The reason is simple: these things happened. They happened countless times, just like this. The oceans are salt with our tears. No one can deny that these things happened.”


Kim Stanley Robinson, Years of Rice and Salt

I can’t deny it, mired in my own chaoses, subject to the bad plotting of my own life and unrelenting happenstance. I happen, and I continue to happen in this seemingly random way; a way that occasionally, just occasionally points to greater meaning even while it dissolves on closer inspection. I’m not one for big philosophies; I don’t have an overarching theory of history and the world that can account for our cosmic obscurity balanced against individual self-importance. Neither does Robinson, bless his soul. 

The Art of Losing: One Year Later

This was originally written a year and a day after Prince died.

Last year I was sitting quiet in a library, trying to write this thing I have in me but struggles to get out, and my phone started buzzing. I can ignore it for a while but eventually I look: Prince is presumed dead, found in an elevator alone. My phone blows up and I stop writing. I stop everything because I still can’t imagine he’s gone a year from then, now, alone myself.

I walked in the neighborhood and heard him everywhere. Everywhere.

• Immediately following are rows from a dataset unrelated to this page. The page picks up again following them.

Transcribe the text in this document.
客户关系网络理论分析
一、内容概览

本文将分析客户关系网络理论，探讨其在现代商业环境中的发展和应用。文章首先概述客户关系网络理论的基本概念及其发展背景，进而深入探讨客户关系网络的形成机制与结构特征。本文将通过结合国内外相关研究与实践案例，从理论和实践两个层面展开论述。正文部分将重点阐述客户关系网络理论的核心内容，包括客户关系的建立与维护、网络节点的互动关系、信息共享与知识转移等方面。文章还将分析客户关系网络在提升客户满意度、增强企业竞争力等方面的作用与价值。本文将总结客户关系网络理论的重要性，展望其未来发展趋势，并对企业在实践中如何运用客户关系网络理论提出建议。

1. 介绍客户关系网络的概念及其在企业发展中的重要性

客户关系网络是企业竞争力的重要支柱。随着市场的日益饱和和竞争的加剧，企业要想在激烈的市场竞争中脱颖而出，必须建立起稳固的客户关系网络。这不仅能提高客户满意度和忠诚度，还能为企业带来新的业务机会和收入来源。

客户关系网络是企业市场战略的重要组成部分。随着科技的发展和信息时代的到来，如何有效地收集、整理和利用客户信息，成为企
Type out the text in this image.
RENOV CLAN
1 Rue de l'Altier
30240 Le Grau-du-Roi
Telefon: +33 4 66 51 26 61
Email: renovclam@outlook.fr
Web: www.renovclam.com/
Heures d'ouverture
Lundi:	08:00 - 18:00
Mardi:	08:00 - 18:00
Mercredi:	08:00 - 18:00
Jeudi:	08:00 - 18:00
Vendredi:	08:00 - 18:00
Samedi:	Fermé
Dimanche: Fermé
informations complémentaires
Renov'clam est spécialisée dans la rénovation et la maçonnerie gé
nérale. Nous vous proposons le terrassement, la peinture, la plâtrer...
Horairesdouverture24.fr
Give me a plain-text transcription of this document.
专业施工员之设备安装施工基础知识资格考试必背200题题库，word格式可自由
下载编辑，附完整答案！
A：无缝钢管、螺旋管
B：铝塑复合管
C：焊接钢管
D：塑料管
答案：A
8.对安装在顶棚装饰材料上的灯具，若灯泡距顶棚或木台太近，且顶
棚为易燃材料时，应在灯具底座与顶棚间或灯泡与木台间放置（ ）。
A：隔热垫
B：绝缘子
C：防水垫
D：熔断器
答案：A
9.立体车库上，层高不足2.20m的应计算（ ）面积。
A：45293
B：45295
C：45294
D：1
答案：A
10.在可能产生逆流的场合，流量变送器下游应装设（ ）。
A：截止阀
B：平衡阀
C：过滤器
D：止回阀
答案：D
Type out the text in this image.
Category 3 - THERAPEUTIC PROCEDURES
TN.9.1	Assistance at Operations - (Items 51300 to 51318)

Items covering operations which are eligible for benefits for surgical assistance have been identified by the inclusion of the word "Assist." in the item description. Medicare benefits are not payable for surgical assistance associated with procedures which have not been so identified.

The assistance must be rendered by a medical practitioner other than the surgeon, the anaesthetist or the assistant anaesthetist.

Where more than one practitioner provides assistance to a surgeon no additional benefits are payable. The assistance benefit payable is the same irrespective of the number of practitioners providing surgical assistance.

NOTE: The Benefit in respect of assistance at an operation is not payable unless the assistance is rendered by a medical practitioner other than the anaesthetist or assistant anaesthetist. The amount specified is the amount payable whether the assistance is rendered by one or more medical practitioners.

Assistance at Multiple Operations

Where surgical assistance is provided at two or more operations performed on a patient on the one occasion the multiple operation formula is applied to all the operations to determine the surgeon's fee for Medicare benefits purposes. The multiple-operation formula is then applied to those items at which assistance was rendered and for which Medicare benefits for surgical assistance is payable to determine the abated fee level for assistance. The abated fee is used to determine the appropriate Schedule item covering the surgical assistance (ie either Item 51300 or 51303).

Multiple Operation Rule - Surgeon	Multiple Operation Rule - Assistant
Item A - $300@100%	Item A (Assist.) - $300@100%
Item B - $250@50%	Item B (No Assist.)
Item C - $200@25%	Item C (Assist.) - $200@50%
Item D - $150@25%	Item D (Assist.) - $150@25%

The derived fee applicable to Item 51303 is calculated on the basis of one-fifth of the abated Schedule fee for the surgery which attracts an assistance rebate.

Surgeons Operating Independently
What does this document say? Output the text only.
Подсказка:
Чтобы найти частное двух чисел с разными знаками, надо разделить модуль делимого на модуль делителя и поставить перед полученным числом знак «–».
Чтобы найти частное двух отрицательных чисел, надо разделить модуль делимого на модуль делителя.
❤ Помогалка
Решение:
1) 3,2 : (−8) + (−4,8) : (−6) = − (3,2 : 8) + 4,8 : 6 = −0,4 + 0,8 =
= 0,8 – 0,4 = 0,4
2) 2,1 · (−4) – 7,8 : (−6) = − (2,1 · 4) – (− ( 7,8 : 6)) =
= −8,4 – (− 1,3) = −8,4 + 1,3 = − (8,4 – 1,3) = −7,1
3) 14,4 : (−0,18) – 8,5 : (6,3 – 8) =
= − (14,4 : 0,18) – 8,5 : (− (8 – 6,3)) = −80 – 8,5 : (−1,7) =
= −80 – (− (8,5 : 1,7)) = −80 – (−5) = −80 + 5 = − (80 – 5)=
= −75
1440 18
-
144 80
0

I went tonight to the VFW in Uptown, which has changed considerably from its 80s incarnation. I’m fairly sure I voted there once way back in the day, walking past full ashtrays right below no smoking signs, our veterans more than exempt from whatever clean air act. Now it’s a dance club and bar and whatever else. I’m stamped coming in, and banded in the area with a dj.

My adolescent sexuality was burned indelibly with Prince’s songs. You could probably map me by a collection of lines set behind music that originate in his fingers and throat.

Last year I went dancing on a Sunday, pushing my way into First Avenue, ten minutes after bar close. Clouds of reefer smoke hung in the air, purple-blue and turning slowly, while the dance floor moved and moved and moved. There were couples getting well more than handsy down in the dark and movement. I like to think there are a collection of Prince babies, three months old, conceived while we worked out our grief.

I haven’t been able to deal with this anniversary in the least. I listened to Mary Lucia spin his b-sides for an hour: Erotic City and How Come U Don’t Call Me Anymore and Another Lonely Christmas. I dance to Erotic City and I can’t believe its candor, its rawness.

Erotic City can’t you see
Fuck so pretty you and me.

This shit is like 17th Century religious poetry, John Donne overcome and battered by his diety, and at the same time writing of lovers and biting fleas and the silken lines of bullshit artists everywhere.

For thee, thou need’st no such deceit, 
For thou thyself art thine own bait

Any biography is autobiography.

I had this idea I would run through my favorite songs and play their personal exegesis. But I don’t think I can, not now, not on this day. This now, these words, are the fuzzing carbon dioxide left as the drink flats. Dance was the way I grieved again, working it out through my pores like sweat and a pounding bass. Working it out in the smoked end of the night, two breaths before the ember burns down and ignites the filter.

Suck it in deep and breathe it out slow. Watch it roll in the night air. That is your breath, rising. Amen.